Wer an den Vitrinen vorbeischlendert, bekommt einen tiefen Einblick in Ermreuths Rolle als Zentrum jüdischen Lebens im fränkischen Raum, auch wenn der Distriktsrabbiner in Hagenbach seinen Sitz hatte. Hier gab es nicht nur die repräsentative Synagoge klassizistischen Zuschnitts (1822), sondern auch einen altehrwürdigen Friedhof. Ein Schwarz-Weiß-Foto zeigt die heute nicht mehr existente Ummauerung, die seit 1711 die Lebenden von den Toten trennte.

Zeitweise lebten hier mit 43 Familien so viele Juden, dass sich sogar eine eigene Elementarschule lohnte. Eine Art Grundschule, in der Lesen, Schreiben und Rechnen, und nicht nur jüdische Religion gelehrt wurden. Auf einer großen Karte ist zu sehen, dass die jüdischen Familien nicht in einem eigenen Viertel oder Ghetto wohnten, sondern über die ganze Gemeinde verteilt waren. Für kleine Besucher wird es das Heft mit dem Titel "Dein Besuch in der Synagoge Ermreuth" geben, das im Rahmen der Reihe "FOrschen und Entdecken im Landkreis Forchheim" entstand.

Die letzte Station

In der chronologisch angeordneten Galerie sind die Ausweise der Juden Ermreuths, die dem Holocaust zum Opfer fielen, die letzte Station. In ihnen prangt das eingestempelte "J". Ein antisemitisches Kinderbuch, bezeichnenderweise als "Der Giftpilz" bekannt, macht schon den Kleinen klar, dass die "Judenfrage" gelöst werden muss. Daneben kann man sich Zeitzeugenberichte anhören, die vom Leben, Überleben und Vertreibung künden. Die jüdische Gemeinde mag ausgelöscht sein. Die Synagoge als Ort der Begegnung und der Kultur aber lebt.

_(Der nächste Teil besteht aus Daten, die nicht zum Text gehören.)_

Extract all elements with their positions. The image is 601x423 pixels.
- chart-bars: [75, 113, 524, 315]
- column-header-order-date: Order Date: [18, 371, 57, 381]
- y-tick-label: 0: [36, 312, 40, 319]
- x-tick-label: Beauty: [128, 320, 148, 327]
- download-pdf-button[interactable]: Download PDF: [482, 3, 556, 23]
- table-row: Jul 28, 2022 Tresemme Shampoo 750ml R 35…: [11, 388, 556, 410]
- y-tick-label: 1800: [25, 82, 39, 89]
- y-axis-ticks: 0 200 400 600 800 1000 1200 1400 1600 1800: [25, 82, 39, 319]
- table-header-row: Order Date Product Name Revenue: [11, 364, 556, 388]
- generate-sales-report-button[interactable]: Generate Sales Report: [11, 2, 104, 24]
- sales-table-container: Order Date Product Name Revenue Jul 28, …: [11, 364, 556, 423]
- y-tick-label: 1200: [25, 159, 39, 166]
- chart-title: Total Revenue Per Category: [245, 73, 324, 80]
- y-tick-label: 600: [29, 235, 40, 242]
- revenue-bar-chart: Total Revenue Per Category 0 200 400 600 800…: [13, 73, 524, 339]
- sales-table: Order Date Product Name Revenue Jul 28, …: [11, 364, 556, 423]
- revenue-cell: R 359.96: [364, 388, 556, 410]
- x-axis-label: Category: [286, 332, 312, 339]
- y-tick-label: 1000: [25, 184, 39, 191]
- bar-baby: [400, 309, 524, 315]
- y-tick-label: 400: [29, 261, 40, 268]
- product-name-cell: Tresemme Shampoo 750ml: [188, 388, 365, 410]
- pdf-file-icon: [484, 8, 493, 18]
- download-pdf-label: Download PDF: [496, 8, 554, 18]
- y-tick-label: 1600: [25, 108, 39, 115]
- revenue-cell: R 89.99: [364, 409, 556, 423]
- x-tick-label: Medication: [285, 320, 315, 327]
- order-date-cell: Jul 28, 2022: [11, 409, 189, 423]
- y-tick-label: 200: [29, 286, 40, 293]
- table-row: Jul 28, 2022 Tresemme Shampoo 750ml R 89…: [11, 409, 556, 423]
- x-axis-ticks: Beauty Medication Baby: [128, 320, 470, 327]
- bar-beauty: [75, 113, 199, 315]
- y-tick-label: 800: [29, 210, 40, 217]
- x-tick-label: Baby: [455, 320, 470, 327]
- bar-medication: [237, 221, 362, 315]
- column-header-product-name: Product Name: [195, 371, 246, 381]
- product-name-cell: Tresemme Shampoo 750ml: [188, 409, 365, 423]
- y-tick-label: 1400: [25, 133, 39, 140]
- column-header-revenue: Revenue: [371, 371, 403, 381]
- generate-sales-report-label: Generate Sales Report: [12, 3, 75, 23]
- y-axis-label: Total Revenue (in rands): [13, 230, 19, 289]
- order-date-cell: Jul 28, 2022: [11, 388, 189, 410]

Die Synagoge Ermreuth (Wagnergasse 8) ist wieder am 4. August von 14 bis 17 Uhr für Besucher geöffnet. Sonstige Öffnungszeiten (April bis Oktober): jeweils am dritten Sonntag im Monat, 14 bis 17 Uhr. Führung jeweils am ersten Sonntag im Monat, 15 Uhr, sowie nach Vereinbarung. Feierliche Eröffnung der Dauerausstellung am Sonntag, 28. Juli, ab 15 Uhr.